From the kitchen of Word of mouth.

The soup which prompted Bop-Bop to have thirds.


  • 2 Tbsp extra virgin olive oil
  • 1 onion, chopped
  • 6 stalks celery, chopped
  • 6 carrots, chopped
  • 6 potatoes, chopped
  • broth, veggie or chicken
  • ½ gallon Milk-2%, or unsweetened soy
  • 2 bags frozen sweet corn
  • 3 cups shredded cheese, cheddar or soy cheddar
  • *All ingredients are approximations. Use more or less to suit.

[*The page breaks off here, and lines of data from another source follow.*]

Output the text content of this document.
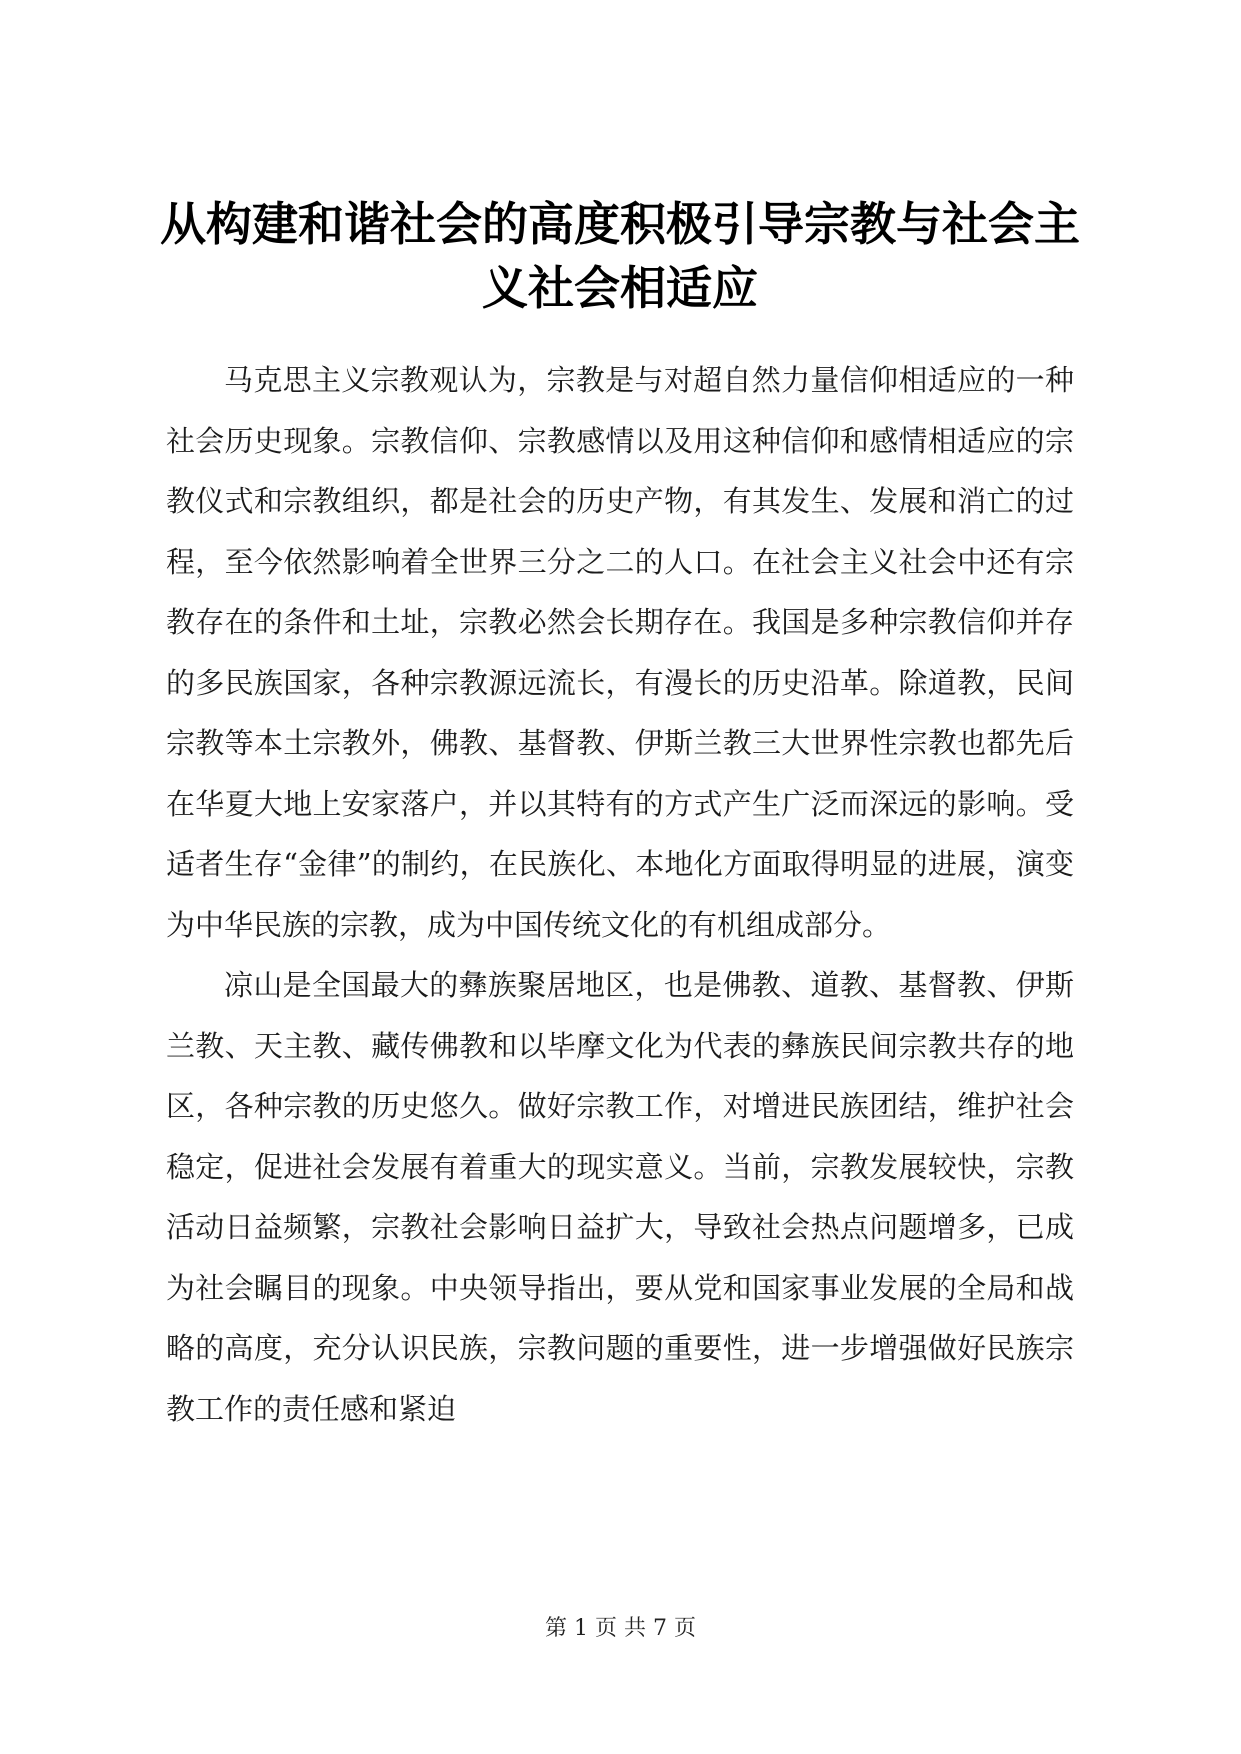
从构建和谐社会的高度积极引导宗教与社会主
义社会相适应

马克思主义宗教观认为，宗教是与对超自然力量信仰相适应的一种社会历史现象。宗教信仰、宗教感情以及用这种信仰和感情相适应的宗教仪式和宗教组织，都是社会的历史产物，有其发生、发展和消亡的过程，至今依然影响着全世界三分之二的人口。在社会主义社会中还有宗教存在的条件和土址，宗教必然会长期存在。我国是多种宗教信仰并存的多民族国家，各种宗教源远流长，有漫长的历史沿革。除道教，民间宗教等本土宗教外，佛教、基督教、伊斯兰教三大世界性宗教也都先后在华夏大地上安家落户，并以其特有的方式产生广泛而深远的影响。受适者生存“金律”的制约，在民族化、本地化方面取得明显的进展，演变为中华民族的宗教，成为中国传统文化的有机组成部分。

凉山是全国最大的彝族聚居地区，也是佛教、道教、基督教、伊斯兰教、天主教、藏传佛教和以毕摩文化为代表的彝族民间宗教共存的地区，各种宗教的历史悠久。做好宗教工作，对增进民族团结，维护社会稳定，促进社会发展有着重大的现实意义。当前，宗教发展较快，宗教活动日益频繁，宗教社会影响日益扩大，导致社会热点问题增多，已成为社会瞩目的现象。中央领导指出，要从党和国家事业发展的全局和战略的高度，充分认识民族，宗教问题的重要性，进一步增强做好民族宗教工作的责任感和紧迫

第 1 页 共 7 页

Dump oil into large saucepot on medium burner.
Add onions, celery, carrots and potatoes. Saute for 5 minutes.
Pour in enough broth to cover veggies and bring to a boil. Reduce to simmer and cook until veggies are soft, about 20 minutes. Smoosh some of the potatoes.
Add about ½ gallon of milk and the frozen corn. Bring to boil again-gently as to avoid scorching the milk.
Reduce heat to a simmer. Cook for another 20-30 minutes until all veggies are tender and flavors are melded. Add cheese and stir until melted, another 5 minutes.
Serve with some crusty whole grain bread and a salad. Yummy!